The immune system ensures optimum T-effector (Teff) immune responses against invading microbes and tumor antigens while preventing inappropriate autoimmune responses against self-antigens with the help of T-regulatory (Treg) cells. Thus, Treg and Teff cells help maintain immune homeostasis through mutual regulation. While Tregs can contribute to tumor immune evasion by suppressing anti-tumor Teff response, loss of Treg function can result in Teff responses against self-antigens leading to autoimmune disease. Thus, loss of homeostatic balance between Teff/Treg cells is often associated with both cancer and autoimmunity. Co-stimulatory and co-inhibitory receptors, collectively known as co-signaling receptors, play an indispensable role in the regulation of Teff and Treg cell expansion and function and thus play critical roles in modulating autoimmune and anti-tumor immune responses. Over the past three decades, considerable efforts have been made to understand the biology of co-signaling receptors and their role in immune homeostasis. Mutations in co-inhibitory receptors such as CTLA4 and PD1 are associated with Treg dysfunction, and autoimmune diseases in mice and humans. On the other hand, growing tumors evade immune surveillance by exploiting co-inhibitory signaling through expression of CTLA4, PD1 and PDL-1. Immune checkpoint blockade (ICB) using anti-CTLA4 and anti-PD1 has drawn considerable attention towards co-signaling receptors in tumor immunology and created renewed interest in studying other co-signaling receptors, which until recently have not been as well studied.

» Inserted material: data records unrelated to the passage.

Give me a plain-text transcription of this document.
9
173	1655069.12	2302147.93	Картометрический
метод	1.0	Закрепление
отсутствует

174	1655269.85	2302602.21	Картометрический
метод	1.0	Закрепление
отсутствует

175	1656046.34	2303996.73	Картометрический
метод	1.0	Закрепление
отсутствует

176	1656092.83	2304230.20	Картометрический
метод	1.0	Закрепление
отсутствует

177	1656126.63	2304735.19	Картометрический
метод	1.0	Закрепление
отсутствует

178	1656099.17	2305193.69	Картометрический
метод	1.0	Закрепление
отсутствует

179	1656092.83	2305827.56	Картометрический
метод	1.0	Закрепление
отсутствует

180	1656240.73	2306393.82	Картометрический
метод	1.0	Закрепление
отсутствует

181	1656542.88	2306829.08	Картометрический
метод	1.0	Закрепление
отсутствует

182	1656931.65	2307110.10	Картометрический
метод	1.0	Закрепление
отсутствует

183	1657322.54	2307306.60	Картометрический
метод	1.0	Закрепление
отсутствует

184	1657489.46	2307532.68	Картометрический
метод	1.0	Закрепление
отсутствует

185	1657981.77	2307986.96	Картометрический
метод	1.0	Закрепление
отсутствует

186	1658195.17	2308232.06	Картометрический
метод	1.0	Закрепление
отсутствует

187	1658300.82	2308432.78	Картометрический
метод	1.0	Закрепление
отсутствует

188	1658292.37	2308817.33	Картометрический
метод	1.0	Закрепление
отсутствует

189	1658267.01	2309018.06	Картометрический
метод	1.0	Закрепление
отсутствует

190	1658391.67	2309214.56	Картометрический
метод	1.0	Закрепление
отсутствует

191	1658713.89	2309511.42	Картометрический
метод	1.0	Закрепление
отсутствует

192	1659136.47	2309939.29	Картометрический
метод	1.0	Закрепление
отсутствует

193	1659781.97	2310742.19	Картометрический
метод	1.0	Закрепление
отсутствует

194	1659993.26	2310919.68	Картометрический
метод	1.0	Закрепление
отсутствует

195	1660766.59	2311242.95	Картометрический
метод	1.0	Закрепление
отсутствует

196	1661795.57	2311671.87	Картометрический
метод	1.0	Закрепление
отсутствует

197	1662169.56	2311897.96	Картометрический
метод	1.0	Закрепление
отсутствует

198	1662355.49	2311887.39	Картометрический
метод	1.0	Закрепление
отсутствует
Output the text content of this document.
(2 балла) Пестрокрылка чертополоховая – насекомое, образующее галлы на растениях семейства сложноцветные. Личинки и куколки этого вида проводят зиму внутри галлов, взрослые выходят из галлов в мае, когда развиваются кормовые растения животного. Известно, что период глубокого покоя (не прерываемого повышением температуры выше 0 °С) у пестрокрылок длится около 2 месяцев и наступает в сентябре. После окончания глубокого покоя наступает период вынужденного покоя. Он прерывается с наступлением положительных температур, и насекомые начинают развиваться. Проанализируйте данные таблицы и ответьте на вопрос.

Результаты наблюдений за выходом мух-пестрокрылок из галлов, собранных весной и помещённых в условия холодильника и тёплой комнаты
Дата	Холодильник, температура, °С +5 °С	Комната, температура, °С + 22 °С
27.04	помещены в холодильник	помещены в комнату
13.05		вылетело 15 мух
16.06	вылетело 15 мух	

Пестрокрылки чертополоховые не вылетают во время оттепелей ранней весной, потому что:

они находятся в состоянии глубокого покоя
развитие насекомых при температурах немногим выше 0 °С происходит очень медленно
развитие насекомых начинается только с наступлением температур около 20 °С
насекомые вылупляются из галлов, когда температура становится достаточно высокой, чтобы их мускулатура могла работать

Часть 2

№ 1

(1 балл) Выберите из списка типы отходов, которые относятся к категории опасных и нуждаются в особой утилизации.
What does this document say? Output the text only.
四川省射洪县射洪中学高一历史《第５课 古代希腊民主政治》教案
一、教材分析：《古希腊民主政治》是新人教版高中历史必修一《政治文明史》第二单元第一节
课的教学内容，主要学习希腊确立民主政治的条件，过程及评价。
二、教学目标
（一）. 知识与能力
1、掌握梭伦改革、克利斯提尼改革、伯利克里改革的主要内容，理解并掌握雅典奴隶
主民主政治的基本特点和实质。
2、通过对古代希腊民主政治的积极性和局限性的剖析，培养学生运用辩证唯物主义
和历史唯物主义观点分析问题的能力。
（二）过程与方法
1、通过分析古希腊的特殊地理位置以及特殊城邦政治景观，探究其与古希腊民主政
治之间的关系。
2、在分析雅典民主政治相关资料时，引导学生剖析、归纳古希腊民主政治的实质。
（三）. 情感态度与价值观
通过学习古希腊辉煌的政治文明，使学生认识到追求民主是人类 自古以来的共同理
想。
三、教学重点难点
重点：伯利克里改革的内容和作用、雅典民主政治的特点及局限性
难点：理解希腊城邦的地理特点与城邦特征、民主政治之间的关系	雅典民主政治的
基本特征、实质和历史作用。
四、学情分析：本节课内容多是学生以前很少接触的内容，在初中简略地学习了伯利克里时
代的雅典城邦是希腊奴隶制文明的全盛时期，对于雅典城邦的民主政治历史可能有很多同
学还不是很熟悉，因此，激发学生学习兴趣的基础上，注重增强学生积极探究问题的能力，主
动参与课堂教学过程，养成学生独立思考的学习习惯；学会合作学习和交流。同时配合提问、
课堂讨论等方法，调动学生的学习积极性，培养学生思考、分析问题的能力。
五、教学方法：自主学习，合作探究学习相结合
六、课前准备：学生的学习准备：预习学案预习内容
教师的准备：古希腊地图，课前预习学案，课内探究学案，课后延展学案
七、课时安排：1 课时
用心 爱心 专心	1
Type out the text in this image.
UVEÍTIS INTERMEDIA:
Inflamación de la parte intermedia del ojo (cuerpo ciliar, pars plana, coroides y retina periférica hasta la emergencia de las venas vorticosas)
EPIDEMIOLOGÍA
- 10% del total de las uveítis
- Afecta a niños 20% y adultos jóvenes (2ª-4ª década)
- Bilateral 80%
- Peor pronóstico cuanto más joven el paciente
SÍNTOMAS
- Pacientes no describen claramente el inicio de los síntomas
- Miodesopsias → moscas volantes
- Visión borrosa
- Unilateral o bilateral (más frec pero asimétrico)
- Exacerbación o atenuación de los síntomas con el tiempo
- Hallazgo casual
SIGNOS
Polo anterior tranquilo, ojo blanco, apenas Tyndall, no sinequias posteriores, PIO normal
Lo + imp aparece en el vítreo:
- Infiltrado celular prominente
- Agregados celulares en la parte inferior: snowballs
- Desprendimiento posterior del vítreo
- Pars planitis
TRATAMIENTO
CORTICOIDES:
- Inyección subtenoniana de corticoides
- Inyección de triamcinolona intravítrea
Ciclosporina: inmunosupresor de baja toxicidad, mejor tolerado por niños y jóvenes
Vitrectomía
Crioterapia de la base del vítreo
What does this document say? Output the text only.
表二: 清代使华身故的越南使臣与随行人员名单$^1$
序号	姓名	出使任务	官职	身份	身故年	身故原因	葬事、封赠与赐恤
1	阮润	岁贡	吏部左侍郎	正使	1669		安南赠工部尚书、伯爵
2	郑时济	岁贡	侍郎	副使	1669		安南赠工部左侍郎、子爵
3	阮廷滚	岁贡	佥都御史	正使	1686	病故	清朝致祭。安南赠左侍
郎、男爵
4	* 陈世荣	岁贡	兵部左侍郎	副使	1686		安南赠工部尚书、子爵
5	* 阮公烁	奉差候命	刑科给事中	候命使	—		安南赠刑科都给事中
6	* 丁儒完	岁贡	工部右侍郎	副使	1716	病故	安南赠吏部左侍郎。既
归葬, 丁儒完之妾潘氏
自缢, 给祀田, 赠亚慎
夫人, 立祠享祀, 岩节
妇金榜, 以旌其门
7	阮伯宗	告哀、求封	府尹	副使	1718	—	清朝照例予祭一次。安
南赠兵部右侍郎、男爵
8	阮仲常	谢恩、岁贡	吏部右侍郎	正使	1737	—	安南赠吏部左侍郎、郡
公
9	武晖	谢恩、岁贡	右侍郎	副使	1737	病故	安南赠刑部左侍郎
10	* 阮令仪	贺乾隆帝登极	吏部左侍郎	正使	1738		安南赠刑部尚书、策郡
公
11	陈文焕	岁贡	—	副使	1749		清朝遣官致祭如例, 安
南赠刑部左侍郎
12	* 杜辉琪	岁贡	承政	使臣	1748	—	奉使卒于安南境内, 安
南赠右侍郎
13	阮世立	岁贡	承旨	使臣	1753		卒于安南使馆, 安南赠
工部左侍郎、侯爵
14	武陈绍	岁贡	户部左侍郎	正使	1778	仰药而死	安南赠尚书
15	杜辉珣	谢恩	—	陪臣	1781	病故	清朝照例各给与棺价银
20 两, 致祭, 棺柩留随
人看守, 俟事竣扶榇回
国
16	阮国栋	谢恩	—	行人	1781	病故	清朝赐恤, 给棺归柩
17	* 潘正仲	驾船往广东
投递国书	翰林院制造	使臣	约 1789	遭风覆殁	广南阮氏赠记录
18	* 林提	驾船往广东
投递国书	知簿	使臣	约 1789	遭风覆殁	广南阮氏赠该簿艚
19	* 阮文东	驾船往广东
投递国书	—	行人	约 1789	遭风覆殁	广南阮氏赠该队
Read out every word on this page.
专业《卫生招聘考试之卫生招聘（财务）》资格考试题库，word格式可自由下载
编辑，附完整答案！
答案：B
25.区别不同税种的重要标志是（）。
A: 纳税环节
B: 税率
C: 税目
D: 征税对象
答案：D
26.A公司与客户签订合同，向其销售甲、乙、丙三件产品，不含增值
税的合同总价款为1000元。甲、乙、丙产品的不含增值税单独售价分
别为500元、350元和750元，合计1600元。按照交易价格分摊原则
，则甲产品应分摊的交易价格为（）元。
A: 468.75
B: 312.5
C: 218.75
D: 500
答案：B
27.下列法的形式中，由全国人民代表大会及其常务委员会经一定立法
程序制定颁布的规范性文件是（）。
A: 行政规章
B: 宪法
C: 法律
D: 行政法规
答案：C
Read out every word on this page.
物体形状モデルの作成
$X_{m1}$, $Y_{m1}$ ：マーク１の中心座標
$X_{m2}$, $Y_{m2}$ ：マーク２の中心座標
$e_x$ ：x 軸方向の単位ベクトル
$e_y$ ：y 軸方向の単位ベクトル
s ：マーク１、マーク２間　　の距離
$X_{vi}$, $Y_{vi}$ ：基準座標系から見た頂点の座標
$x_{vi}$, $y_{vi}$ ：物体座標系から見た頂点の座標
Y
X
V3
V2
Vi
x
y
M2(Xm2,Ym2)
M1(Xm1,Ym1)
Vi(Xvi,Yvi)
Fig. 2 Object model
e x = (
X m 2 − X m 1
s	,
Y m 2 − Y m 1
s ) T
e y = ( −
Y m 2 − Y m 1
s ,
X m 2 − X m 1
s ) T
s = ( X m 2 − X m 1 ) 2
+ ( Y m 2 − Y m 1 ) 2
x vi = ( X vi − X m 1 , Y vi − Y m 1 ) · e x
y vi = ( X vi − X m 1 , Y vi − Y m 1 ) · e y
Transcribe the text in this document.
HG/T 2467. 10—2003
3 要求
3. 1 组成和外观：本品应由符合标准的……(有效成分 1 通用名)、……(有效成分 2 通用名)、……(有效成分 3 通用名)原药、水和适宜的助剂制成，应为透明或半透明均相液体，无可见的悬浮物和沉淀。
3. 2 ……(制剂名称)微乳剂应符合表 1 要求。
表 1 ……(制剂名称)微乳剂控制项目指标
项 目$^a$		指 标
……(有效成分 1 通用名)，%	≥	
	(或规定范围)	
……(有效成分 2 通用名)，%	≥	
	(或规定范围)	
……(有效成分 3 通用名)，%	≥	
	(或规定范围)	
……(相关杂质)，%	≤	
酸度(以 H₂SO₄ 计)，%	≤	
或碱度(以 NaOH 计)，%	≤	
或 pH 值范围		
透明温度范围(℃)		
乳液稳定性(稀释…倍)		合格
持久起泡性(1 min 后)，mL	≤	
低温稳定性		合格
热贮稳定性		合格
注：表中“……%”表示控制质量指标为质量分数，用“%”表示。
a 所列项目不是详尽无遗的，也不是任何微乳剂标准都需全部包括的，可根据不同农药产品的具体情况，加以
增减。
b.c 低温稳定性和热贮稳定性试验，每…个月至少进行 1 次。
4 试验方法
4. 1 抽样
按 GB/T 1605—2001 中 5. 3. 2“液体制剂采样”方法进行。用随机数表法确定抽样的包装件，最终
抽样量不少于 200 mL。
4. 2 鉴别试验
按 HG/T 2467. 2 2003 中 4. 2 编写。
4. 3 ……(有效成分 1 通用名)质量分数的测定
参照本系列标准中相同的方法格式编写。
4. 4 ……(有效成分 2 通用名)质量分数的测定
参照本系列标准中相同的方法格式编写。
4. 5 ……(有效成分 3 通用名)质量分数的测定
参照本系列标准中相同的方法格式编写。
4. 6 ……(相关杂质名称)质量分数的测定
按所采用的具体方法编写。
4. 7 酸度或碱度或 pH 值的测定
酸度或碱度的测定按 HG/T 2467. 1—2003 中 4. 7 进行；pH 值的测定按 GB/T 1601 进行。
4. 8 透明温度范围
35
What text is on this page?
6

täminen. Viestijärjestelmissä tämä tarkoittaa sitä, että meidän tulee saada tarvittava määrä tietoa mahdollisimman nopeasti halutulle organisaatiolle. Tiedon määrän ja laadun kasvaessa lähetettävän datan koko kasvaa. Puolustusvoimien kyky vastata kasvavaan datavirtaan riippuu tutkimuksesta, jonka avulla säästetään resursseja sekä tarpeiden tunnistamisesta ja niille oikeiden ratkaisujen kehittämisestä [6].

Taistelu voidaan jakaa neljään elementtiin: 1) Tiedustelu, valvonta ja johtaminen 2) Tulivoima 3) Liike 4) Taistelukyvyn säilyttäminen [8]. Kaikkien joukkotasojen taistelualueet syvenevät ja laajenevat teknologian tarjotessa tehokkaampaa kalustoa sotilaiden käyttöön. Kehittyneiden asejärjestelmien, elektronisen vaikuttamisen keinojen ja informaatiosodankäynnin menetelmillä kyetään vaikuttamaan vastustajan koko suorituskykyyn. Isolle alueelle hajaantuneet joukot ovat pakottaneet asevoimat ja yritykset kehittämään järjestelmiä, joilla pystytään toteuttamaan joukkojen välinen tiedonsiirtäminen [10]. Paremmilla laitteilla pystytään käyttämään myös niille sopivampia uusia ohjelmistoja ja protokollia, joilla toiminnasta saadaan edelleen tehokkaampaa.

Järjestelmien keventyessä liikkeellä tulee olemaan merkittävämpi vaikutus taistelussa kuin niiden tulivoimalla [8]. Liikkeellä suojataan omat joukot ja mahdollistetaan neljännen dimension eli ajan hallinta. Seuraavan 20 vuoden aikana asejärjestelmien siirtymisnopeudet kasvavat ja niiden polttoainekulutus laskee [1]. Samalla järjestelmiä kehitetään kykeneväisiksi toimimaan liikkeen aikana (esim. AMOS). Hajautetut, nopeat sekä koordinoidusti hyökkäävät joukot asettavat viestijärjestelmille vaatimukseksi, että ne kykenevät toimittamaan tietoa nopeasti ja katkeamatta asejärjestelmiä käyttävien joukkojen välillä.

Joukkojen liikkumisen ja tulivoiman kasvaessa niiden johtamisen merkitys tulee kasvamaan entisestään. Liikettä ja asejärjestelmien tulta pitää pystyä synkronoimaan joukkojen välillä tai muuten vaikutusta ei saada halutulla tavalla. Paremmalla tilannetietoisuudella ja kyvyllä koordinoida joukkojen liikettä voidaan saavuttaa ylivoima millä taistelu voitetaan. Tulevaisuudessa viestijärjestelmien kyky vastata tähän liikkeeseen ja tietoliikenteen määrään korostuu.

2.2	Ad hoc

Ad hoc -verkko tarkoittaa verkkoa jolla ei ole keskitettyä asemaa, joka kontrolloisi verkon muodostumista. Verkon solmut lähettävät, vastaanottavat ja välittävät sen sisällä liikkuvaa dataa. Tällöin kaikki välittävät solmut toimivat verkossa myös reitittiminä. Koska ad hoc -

In addition to co-inhibitory receptors, co-stimulatory receptors like OX40, GITR and 4-1BB have also been widely implicated in immune homeostasis and T-cell stimulation, and use of agonistic antibodies against OX40, GITR and 4-1BB has been effective in causing tumor regression. Although ICB has seen unprecedented success in cancer treatment, autoimmune adverse events arising from ICB due to loss of Treg homeostasis poses a major obstacle. Herein, we comprehensively review the role of various co-stimulatory and co-inhibitory receptors in Treg biology and immune homeostasis, autoimmunity, and anti-tumor immunity. Furthermore, we discuss the autoimmune adverse events arising upon targeting these co-signaling receptors to augment anti-tumor immune responses.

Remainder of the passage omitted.